We are now “coheirs, members of the same body, and partners in the promise in Christ Jesus through the gospel.” (3:6)
And now God’s desire is that his ” multi-faceted wisdom may now be made known through the church to the rulers and authorities in the heavens.” (3:10)
To that end, Paul prayed at the end of chapter 3 that we, the church, (the “you”s are plural there) would be rooted and established in God’s love, understanding as we relate with him and one another the length, width, height, and depth of his love, so that we, his church, would be filled with all of his fullness. (3:14-20)
And then Paul says, “Therefore,” pointing to all that he had just said.
Therefore I, the prisoner in the Lord, urge you to live worthy of the calling you have received…(4:1)

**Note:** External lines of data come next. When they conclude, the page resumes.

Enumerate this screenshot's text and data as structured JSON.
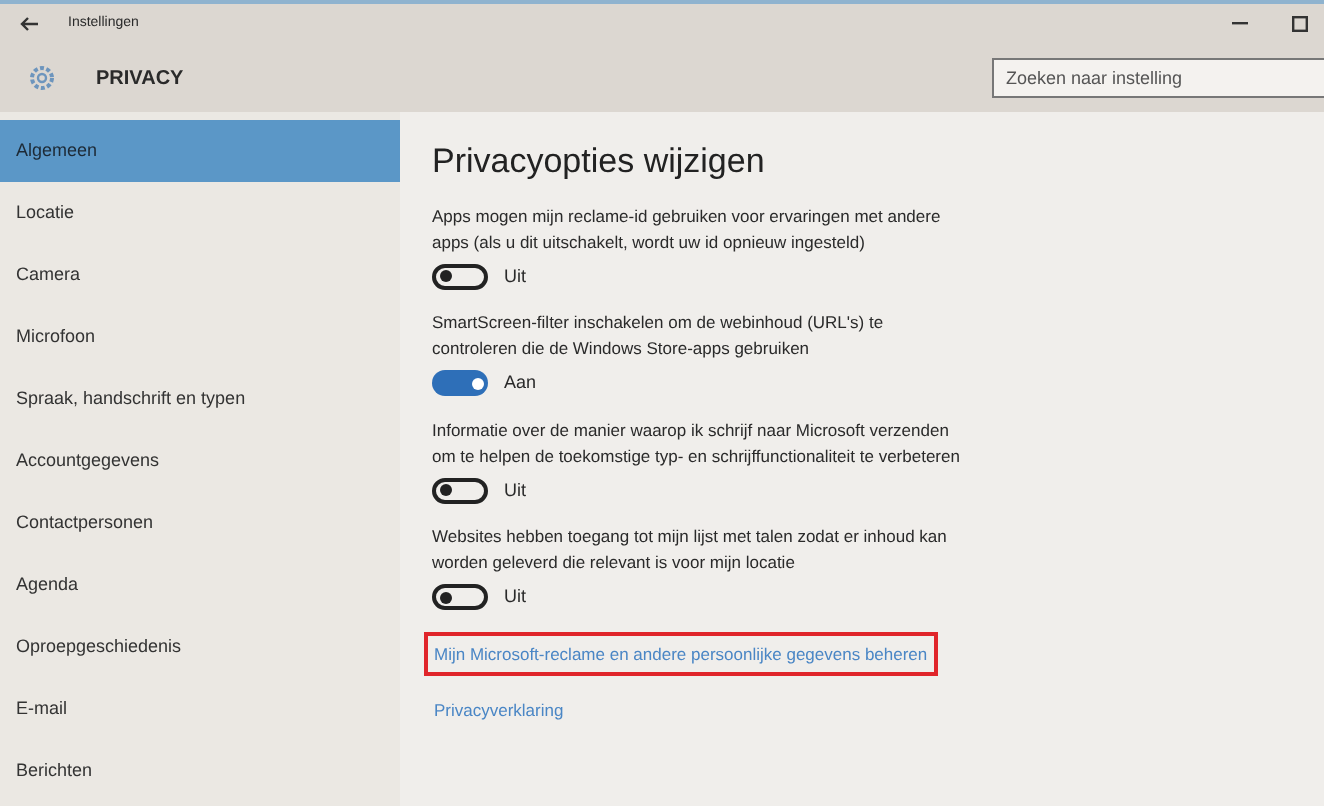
{
  "window": {
    "title": "Instellingen"
  },
  "header": {
    "title": "PRIVACY",
    "search": {
      "placeholder": "Zoeken naar instelling"
    }
  },
  "sidebar": {
    "items": [
      {
        "label": "Algemeen",
        "selected": true
      },
      {
        "label": "Locatie",
        "selected": false
      },
      {
        "label": "Camera",
        "selected": false
      },
      {
        "label": "Microfoon",
        "selected": false
      },
      {
        "label": "Spraak, handschrift en typen",
        "selected": false
      },
      {
        "label": "Accountgegevens",
        "selected": false
      },
      {
        "label": "Contactpersonen",
        "selected": false
      },
      {
        "label": "Agenda",
        "selected": false
      },
      {
        "label": "Oproepgeschiedenis",
        "selected": false
      },
      {
        "label": "E-mail",
        "selected": false
      },
      {
        "label": "Berichten",
        "selected": false
      }
    ]
  },
  "content": {
    "heading": "Privacyopties wijzigen",
    "options": [
      {
        "description": "Apps mogen mijn reclame-id gebruiken voor ervaringen met andere apps (als u dit uitschakelt, wordt uw id opnieuw ingesteld)",
        "on": false,
        "state_label": "Uit"
      },
      {
        "description": "SmartScreen-filter inschakelen om de webinhoud (URL's) te controleren die de Windows Store-apps gebruiken",
        "on": true,
        "state_label": "Aan"
      },
      {
        "description": "Informatie over de manier waarop ik schrijf naar Microsoft verzenden om te helpen de toekomstige typ- en schrijffunctionaliteit te verbeteren",
        "on": false,
        "state_label": "Uit"
      },
      {
        "description": "Websites hebben toegang tot mijn lijst met talen zodat er inhoud kan worden geleverd die relevant is voor mijn locatie",
        "on": false,
        "state_label": "Uit"
      }
    ],
    "links": [
      {
        "label": "Mijn Microsoft-reclame en andere persoonlijke gegevens beheren",
        "highlighted": true
      },
      {
        "label": "Privacyverklaring",
        "highlighted": false
      }
    ]
  }
}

What does that mean? It means that our lives, our words, our relationships with our brothers and sisters in Christ are to be marked by the following:
Bearing with one another in love.
Making every effort to keep the unity of the Spirit through the bond of peace. (2-3)
How often do these words describe us when we interact with one another in social media, particularly when we disagree on something?
From what I’ve seen on social media lately, precious little.
I suppose part of the problem is that debating issues over social media is a horrible way to do things anyway. Perception is a huge part of communication, and perception is easily distorted when we can’t see people’s faces, look into their eyes, and hear how they are saying things. You may think that you are speaking with humility, gentleness, and patience, but the written word too often fails to communicate that.
This is true not only of social media, but email as well.
The result? When we get upset with each other, we end up sinning. We let the sun go down on our anger. And we give the devil the opportunity to tear apart Christ’s church through our words and attitudes.
So as Christ’s body, whenever you send messages to your brothers and sisters on social media, email, or whatever, before you press “send,” keep Paul’s words in mind.
No foul language should come from your mouth, but only what is good for building up someone in need, so that it gives grace to those who hear. And don’t grieve God’s Holy Spirit. You were sealed by him for the day of redemption. Let all bitterness, anger and wrath, shouting and slander be removed from you, along with all malice. And be kind and compassionate to one another, forgiving one another, just as God also forgave you in Christ. (4:29-32)
How about you? Can those in heaven and on earth see the multifaceted wisdom of God and all his fullness in us, the church, as we interact through social media? Or do they see a splintered, factious group that is no different from the rest of the world?